Характеры и судьбы героев романа «Юго-Запад» развиваются на фоне реальных исторических событий
—
штурма Будапешта, боев в районе озера Балатон, Венской наступательной операции советских войск. Книга построена на строго документальной основе и для нового издания значительно доработана автором
Пролог
ОПЕРАЦИЯ «PANZERFAUST»
Старший посол д-р Ран, высокопоставленный чиновник имперского министерства иностранных дел, прилетевший по личному поручению фюрера с особой миссией в Будапешт, третий день ждал аудиенции у регента Венгрии адмирала Хорти. Несмотря на все усилия Эдмунда Весенмайера — официально аккредитованного при регенте германского посла — двери королевского дворца, где находилась резиденция Хорти, были для личного представителя Гитлера пока закрыты.

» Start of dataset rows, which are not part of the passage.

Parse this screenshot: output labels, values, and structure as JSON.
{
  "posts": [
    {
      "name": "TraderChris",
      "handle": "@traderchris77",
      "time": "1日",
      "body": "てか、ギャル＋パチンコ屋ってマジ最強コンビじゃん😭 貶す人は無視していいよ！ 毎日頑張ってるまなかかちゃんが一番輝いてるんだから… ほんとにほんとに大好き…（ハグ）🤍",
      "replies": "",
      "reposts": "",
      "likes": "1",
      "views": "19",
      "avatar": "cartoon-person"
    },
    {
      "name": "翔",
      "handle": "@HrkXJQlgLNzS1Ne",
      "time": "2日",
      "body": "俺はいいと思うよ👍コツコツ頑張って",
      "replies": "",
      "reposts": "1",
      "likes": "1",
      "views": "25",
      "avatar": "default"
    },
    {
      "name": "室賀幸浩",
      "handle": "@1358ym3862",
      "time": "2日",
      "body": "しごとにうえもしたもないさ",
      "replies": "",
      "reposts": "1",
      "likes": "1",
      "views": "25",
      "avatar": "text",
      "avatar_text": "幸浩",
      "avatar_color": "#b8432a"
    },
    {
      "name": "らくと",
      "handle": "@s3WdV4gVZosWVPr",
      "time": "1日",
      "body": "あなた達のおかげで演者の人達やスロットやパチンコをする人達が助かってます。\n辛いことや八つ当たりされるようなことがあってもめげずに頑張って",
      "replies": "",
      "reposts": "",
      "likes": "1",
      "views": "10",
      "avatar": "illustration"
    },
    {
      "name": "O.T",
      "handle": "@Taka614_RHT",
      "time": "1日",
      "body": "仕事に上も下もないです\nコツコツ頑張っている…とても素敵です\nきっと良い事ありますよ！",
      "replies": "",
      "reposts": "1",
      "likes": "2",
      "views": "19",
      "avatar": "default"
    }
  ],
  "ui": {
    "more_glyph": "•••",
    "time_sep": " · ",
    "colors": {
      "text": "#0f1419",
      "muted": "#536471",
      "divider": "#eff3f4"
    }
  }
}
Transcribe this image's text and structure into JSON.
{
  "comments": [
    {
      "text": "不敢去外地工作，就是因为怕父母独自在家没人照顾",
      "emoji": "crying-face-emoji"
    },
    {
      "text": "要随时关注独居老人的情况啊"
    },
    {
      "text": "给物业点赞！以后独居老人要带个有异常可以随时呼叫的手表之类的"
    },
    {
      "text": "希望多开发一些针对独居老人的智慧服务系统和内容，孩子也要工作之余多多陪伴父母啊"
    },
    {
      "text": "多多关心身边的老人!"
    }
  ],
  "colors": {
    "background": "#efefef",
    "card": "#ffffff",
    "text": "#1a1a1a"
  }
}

О причинах такой дипломатической холодности д-р Ран догадывался без особого труда: русские войска уже вступили на территорию Венгрии, и последний «верный союзник» рейха панически изыскивал возможность юркнуть в кусты. На Замковой горе в Буде — а именно там было «средоточие власти», в министерстве иностранных дел Венгрии, в залах и кабинетах парламента шла бесконечная суетливая возня. По нескольку раз в день заседали правительство и коронный совет, чувствовалось, что приближаются какие-то серьезные, может быть, даже решающие события.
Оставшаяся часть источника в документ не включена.